Depois de ter sido condenado a prisão domiciliária pelas autoridades iranianas, Jafar Panahi realizou
Isto Não É Um Filme confinado às quatro paredes da sua sala. Mais ou menos inconsciente, aconteceu o mesmo a Roman Polanski. Depois de ter estado em prisão domiciliária, o primeiro trabalho do realizador polaco foi
O Deus Da Carnificina, um filme de apenas um cenário - uma sala de estar de um apartamento.

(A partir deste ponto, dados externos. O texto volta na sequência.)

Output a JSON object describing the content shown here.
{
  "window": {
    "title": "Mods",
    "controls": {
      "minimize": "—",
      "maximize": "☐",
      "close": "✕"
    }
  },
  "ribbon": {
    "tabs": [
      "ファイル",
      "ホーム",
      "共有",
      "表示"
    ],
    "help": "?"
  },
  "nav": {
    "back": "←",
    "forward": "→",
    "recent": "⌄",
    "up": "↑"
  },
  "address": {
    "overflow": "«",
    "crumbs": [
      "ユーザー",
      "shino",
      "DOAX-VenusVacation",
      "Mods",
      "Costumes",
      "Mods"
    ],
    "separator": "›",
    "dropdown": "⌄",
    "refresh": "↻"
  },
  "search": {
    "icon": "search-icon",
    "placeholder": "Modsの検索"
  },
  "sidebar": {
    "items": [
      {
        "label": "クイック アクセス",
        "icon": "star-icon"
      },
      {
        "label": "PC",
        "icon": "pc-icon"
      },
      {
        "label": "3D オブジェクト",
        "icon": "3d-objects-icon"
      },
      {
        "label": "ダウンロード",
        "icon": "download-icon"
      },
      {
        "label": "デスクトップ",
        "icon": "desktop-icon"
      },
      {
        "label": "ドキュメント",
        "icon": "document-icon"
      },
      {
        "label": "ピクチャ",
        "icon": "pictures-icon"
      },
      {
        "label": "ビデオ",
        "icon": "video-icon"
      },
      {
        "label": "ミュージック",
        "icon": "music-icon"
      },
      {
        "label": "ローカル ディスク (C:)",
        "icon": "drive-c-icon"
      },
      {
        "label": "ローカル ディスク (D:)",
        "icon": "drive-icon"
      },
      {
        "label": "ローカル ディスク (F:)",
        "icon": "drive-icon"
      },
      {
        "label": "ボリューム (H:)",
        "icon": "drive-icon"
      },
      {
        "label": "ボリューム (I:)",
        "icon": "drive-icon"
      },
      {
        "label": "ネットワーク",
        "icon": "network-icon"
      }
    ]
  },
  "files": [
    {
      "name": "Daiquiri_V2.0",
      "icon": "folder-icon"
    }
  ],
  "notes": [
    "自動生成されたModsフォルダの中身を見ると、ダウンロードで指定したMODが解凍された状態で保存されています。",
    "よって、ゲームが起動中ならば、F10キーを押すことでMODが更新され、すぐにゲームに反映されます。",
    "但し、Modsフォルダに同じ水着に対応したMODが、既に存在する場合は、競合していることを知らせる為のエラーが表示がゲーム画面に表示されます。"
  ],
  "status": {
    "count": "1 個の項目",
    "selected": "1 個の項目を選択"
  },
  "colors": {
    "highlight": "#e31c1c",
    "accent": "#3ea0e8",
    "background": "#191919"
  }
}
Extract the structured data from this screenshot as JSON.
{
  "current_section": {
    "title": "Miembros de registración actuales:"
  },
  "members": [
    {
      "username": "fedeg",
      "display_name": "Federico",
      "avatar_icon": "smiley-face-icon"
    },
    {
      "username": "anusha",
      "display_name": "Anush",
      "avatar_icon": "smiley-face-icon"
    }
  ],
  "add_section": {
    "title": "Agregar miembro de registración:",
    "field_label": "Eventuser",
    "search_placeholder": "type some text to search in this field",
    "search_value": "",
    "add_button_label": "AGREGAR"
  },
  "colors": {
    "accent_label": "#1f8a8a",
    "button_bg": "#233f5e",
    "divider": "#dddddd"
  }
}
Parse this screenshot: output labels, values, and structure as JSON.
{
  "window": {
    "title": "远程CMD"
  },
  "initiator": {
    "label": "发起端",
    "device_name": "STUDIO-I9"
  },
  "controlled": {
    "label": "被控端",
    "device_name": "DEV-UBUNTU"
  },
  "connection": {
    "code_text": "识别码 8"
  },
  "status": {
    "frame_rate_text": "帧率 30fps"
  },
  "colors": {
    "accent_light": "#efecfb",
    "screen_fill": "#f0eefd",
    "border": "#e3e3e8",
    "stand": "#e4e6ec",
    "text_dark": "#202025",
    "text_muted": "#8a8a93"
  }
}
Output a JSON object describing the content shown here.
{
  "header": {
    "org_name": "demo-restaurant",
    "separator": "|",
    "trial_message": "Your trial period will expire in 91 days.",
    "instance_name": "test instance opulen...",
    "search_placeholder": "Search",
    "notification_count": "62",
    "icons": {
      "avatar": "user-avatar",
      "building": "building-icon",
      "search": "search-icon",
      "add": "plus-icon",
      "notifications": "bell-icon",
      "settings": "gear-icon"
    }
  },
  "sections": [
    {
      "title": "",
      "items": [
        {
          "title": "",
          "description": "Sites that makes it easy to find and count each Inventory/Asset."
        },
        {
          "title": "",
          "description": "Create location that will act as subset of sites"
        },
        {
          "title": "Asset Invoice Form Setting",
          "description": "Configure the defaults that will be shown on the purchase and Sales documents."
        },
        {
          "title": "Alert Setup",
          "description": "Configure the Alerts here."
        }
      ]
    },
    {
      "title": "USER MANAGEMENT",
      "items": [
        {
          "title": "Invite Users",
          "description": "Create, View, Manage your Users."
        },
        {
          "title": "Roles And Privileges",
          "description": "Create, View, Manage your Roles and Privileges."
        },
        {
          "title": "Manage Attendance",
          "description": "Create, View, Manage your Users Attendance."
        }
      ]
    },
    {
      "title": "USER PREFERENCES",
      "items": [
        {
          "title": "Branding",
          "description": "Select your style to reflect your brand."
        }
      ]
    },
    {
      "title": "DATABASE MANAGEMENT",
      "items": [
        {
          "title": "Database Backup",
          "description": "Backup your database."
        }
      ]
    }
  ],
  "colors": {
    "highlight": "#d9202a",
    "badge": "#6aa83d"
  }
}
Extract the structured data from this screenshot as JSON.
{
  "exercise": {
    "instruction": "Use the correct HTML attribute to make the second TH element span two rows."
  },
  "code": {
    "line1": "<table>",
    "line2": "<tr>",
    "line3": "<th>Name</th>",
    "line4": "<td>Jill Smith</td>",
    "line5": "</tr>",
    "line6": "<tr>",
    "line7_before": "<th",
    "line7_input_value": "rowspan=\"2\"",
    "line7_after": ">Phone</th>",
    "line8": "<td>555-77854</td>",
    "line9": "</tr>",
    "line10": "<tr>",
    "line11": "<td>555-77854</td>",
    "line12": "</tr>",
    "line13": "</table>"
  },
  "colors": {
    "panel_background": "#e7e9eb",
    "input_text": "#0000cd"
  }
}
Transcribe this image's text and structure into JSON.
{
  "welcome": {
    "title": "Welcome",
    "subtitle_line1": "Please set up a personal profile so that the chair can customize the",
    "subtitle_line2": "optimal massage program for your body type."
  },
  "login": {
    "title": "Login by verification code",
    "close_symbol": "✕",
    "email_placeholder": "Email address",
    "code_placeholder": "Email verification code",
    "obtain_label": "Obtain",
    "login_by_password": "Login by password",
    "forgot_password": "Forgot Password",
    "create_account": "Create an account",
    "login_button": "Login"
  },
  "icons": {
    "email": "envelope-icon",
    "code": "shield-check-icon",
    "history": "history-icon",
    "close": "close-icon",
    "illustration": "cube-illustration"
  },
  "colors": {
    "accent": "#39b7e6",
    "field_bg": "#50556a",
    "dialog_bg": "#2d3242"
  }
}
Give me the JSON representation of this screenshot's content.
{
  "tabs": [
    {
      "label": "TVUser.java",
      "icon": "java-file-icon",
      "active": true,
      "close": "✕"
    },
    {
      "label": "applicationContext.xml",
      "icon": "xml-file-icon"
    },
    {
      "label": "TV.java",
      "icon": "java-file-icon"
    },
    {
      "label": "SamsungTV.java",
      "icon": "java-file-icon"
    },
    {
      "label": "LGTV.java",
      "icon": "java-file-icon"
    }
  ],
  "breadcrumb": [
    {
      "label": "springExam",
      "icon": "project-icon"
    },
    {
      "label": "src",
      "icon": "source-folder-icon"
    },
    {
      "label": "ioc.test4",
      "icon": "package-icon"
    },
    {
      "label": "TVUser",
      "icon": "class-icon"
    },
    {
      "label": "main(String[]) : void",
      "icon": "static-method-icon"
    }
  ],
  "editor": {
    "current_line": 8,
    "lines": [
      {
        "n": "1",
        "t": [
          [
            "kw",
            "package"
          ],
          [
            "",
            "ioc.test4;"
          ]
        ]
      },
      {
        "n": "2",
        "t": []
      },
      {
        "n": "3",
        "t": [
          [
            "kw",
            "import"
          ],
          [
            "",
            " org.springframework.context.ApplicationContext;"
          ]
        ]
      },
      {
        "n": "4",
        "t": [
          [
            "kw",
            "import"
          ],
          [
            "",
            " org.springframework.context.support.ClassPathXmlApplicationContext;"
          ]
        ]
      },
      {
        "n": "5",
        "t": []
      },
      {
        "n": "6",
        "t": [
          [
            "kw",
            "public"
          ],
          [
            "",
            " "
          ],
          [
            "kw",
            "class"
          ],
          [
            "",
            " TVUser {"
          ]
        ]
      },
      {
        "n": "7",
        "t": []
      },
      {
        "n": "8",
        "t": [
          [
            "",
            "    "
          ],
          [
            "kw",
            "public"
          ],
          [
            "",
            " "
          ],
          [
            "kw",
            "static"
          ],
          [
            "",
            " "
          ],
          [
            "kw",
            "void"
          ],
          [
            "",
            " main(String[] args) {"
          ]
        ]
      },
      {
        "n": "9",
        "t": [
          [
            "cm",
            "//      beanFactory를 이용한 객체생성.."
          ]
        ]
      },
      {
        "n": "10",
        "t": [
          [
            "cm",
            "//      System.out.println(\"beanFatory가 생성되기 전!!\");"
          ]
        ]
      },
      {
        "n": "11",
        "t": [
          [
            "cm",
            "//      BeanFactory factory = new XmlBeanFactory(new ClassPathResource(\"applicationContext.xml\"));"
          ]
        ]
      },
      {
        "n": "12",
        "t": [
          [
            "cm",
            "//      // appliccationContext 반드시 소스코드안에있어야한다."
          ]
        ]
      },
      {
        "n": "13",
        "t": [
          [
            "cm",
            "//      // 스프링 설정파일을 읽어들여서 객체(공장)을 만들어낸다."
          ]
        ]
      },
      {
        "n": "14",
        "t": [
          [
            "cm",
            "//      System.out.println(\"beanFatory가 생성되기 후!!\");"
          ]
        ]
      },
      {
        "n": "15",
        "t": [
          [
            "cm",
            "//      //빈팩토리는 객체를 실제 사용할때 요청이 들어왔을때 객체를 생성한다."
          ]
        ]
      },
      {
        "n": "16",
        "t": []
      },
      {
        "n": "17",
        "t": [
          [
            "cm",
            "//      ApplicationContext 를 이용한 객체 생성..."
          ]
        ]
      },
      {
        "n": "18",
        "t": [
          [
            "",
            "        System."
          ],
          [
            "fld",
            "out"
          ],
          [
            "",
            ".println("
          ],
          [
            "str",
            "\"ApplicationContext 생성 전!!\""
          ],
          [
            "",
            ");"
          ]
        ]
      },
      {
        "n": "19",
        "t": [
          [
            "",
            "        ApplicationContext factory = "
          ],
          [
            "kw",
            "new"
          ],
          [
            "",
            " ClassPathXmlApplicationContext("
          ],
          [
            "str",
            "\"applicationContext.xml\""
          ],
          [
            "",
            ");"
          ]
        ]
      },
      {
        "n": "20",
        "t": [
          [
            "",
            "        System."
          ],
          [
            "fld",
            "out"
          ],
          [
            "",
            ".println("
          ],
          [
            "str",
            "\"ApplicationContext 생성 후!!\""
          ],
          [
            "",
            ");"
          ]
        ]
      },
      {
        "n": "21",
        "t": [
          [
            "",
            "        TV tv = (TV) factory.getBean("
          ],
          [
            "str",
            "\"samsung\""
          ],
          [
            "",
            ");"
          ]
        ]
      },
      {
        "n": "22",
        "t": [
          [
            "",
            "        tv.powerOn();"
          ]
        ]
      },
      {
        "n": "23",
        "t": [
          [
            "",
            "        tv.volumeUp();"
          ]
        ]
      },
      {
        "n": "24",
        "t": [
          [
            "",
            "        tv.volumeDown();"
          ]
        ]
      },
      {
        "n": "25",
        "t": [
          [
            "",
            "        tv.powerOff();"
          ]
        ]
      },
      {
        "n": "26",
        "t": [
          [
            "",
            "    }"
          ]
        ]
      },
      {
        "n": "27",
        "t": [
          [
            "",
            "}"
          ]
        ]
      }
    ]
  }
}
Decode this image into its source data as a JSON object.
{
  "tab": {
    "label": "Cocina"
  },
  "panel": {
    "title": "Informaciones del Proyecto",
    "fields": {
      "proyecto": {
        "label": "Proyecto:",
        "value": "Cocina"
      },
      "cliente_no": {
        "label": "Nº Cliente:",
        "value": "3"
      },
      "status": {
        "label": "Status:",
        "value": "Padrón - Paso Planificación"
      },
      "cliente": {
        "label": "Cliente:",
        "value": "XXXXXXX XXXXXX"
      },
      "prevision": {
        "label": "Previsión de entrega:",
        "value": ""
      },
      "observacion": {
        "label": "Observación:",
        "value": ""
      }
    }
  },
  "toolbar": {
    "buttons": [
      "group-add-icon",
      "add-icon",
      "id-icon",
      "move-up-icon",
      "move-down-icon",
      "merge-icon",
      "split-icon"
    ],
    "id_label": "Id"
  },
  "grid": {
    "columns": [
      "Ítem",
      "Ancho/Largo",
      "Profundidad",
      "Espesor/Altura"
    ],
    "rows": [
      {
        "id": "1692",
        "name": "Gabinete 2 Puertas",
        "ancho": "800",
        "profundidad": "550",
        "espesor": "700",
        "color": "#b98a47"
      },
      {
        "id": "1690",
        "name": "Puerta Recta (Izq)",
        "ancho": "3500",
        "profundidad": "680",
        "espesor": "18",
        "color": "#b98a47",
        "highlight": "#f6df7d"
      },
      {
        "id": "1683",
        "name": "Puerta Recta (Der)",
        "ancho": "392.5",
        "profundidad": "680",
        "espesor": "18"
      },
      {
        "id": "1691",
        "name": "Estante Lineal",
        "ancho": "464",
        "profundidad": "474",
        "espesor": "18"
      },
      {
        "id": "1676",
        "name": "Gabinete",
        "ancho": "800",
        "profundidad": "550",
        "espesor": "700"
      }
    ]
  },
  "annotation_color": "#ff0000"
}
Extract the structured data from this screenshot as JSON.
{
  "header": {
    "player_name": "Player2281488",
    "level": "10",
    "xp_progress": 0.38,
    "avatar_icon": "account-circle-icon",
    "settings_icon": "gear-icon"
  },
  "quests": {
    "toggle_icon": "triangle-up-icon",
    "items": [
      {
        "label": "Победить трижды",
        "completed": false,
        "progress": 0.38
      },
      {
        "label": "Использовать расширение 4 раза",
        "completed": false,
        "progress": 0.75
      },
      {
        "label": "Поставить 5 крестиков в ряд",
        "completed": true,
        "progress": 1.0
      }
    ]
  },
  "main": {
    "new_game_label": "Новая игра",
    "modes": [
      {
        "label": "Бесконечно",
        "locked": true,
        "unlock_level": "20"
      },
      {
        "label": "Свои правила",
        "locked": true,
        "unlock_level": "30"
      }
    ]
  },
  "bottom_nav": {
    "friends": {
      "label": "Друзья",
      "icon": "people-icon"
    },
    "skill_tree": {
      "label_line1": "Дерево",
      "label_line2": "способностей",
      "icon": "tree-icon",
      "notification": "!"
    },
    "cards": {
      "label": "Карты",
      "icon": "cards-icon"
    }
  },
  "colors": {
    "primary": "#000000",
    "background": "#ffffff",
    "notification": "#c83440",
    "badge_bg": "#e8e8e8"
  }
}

O Deus Da Carnificina é um filme de actores. Aliás, de dois casais: o de Cristoph Waltz e Kate Winslet e o de John C. Reilly e Jodie Foster. O filho do primeiro casal agredira o do segundo com uma vara e os pais juntaram-se para resolver civilizadamente a situação. E o que parecia ser uma aitude extremamente sensata, descamba numa discussão de proporções épicas, que não poupa nada nem ninguém.
Um filme feito de actores e, sobretudo, das suas palavras soa, à partida, distante do trabalho habitual de Polanski. Contudo, a forma inteligente como mergulha na psique humana não é assim território tão estranho ao polaco quanto isso. Extremamente bem escrito - o filme parte da peça homónima de Yasmina Reza -,
O Deus Da Carnificina dá uma cambalhota de 180 graus no argumento em pouco mais de hora e meia com uma racionalidade desarmante que mete a nu a fragilidade e a hipocrisia do ser humano.
Polanski não se regista ao cinema falado do registo teatral e impõe uma dinâmica ao filme que não o impede de cair numa rigidez forma. E, tematicamente falando, aproxima-se nas crónicas de costumes subversivas de Buñuel; a forma como os seus personagens vão perdendo os seus vestígios de humanidade confinados naquele apartamento remete-nos logo para
O Anjo Exterminador, em que o mesmo acontece a uma multidão numa sala de jantar. Se bem que a comparação mais constante tem sido com
A Corda. Percebe-se a ideia, mas não é a mesma coisa -
O Deus Da Carnificina tem como principal mérito os seus actores (especialmente Cristoph Waltz e Jodie Foster) e, obviamente, o argumento de Yasmina Reza. Um McBacon diferente na filmografia de Roman Polanski.